Mildred Europa Taylor June 28, 2021
Gwen Levi. Image via USA Today YouTube

Gwen Levi was one of the 4,500 federal prisoners who were released from prison and sent to home confinement last year to protect them from contracting the coronavirus. Levi had served 16 years in different federal facilities for dealing heroin and was allowed to leave last June and complete her 24-year sentence in home confinement under the supervision of federal prison officials, The Washington Post reported.

While at home with her 94-year-old mother in Baltimore, she volunteered at prisoner advocacy organizations and started rebuilding her relationships with her family.

Unfortunately, 76-year-old Levi was reincarcerated last week after missing a phone call from officials supervising her while she was taking a computer word-processing course in Baltimore’s Inner Harbor.
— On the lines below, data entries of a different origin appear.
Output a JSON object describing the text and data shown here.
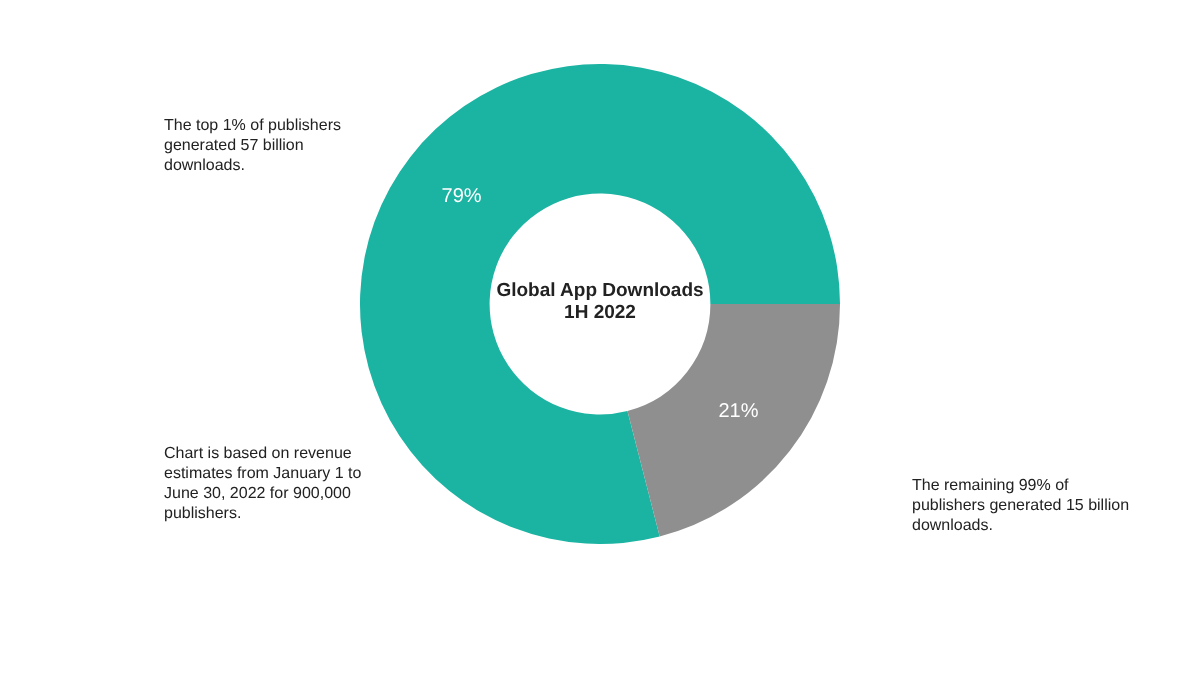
{
  "chart_data": {
    "type": "donut",
    "title": "Global App Downloads\n1H 2022",
    "categories": [
      null,
      null
    ],
    "values": [
      79,
      21
    ],
    "colors": [
      "#1bb3a2",
      "#8f8f8f"
    ],
    "value_labels": [
      "79%",
      "21%"
    ],
    "annotations": [
      "The top 1% of publishers generated 57 billion downloads.",
      "The remaining 99% of publishers generated 15 billion downloads.",
      "Chart is based on revenue estimates from January 1 to June 30, 2022 for 900,000 publishers."
    ],
    "legend": false
  }
}
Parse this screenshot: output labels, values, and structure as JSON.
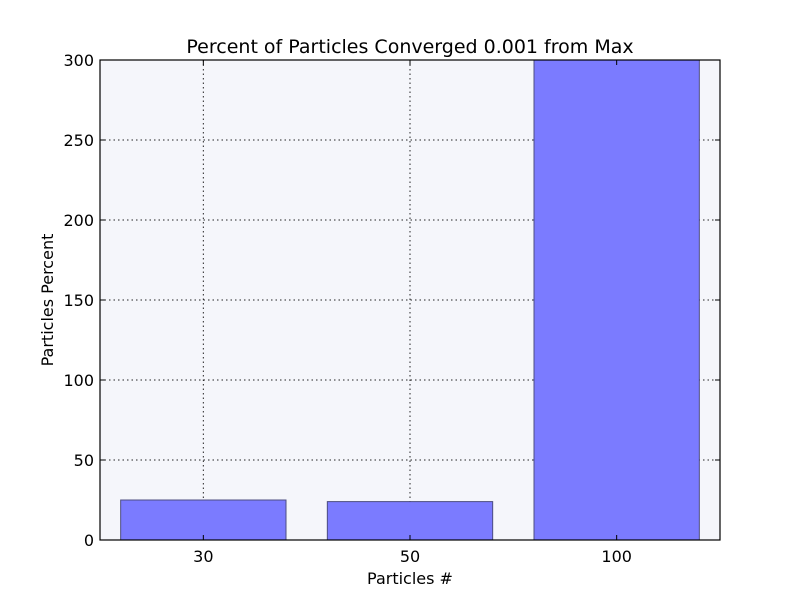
{
  "chart_data": {
    "type": "bar",
    "title": "Percent of Particles Converged 0.001 from Max",
    "xlabel": "Particles #",
    "ylabel": "Particles Percent",
    "categories": [
      "30",
      "50",
      "100"
    ],
    "values": [
      25,
      24,
      300
    ],
    "ylim": [
      0,
      300
    ],
    "yticks": [
      0,
      50,
      100,
      150,
      200,
      250,
      300
    ],
    "ytick_labels": [
      "0",
      "50",
      "100",
      "150",
      "200",
      "250",
      "300"
    ],
    "grid": true,
    "colors": {
      "bar_fill": "#7b7bff",
      "bar_edge": "#4d4d80",
      "plot_background": "#f5f6fb",
      "figure_background": "#ffffff",
      "axis": "#000000"
    }
  }
}
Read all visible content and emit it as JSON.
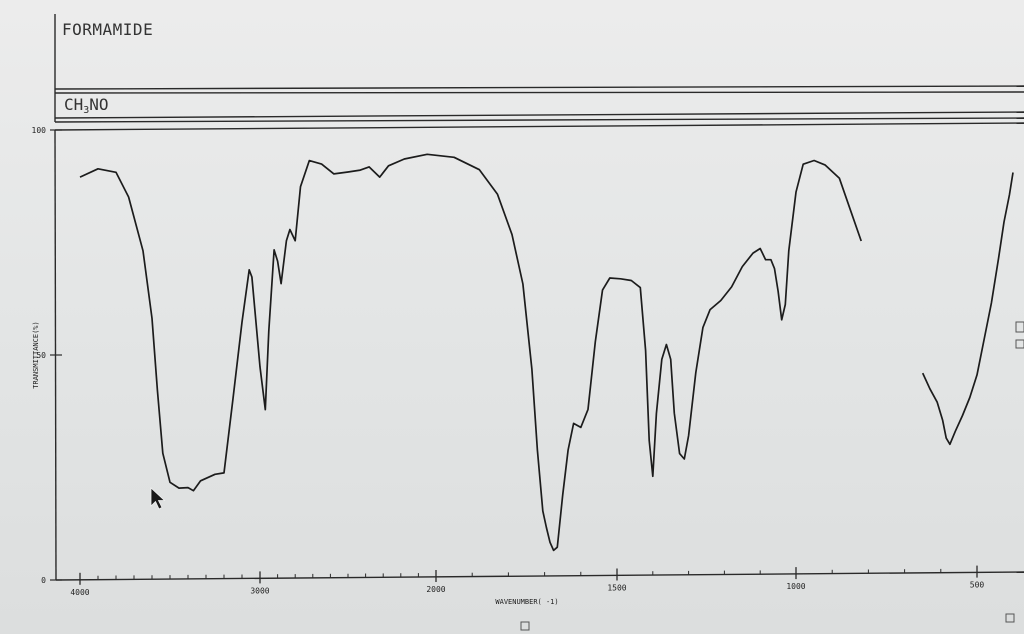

Levi’s Bureau of Prisons incident report says officials supervising her were alerted by her ankle monitor at 10:51 a.m. that she was not home. Calls to her phone went answered. And although the ankle monitor showed she was back at home by 1:17 p.m., the report says the incident is an “escape.”

“There’s no question she was in class,” her attorney, Sapna Mirchandani, told The Post. “As I was told, because she could have been robbing a bank, they’re going to treat her as if she was robbing a bank.”

Levi has been in a Washington, D.C. jail since June 12 waiting to be transferred to a federal facility, Mirchandani said.

While at home, Levi expressed worry that she might be sent back to prison once the pandemic was over. “I feel like I was attempting to do all the right things,” Levi said in a statement released by her attorney. “Breaking rules is not who I am. I tried to explain what happened, and to tell the truth. At no time did I think I wasn’t supposed to go to that class. I apologize to my mother and my family for what this is doing to them.”

Scores of criminal justice organizations in April sent President Joe Biden and the Attorney General a letter calling on the Biden administration “to take immediate action to rescind a last-minute Trump Department of Justice memo that threatens to send thousands of people released to home confinement back to prison.”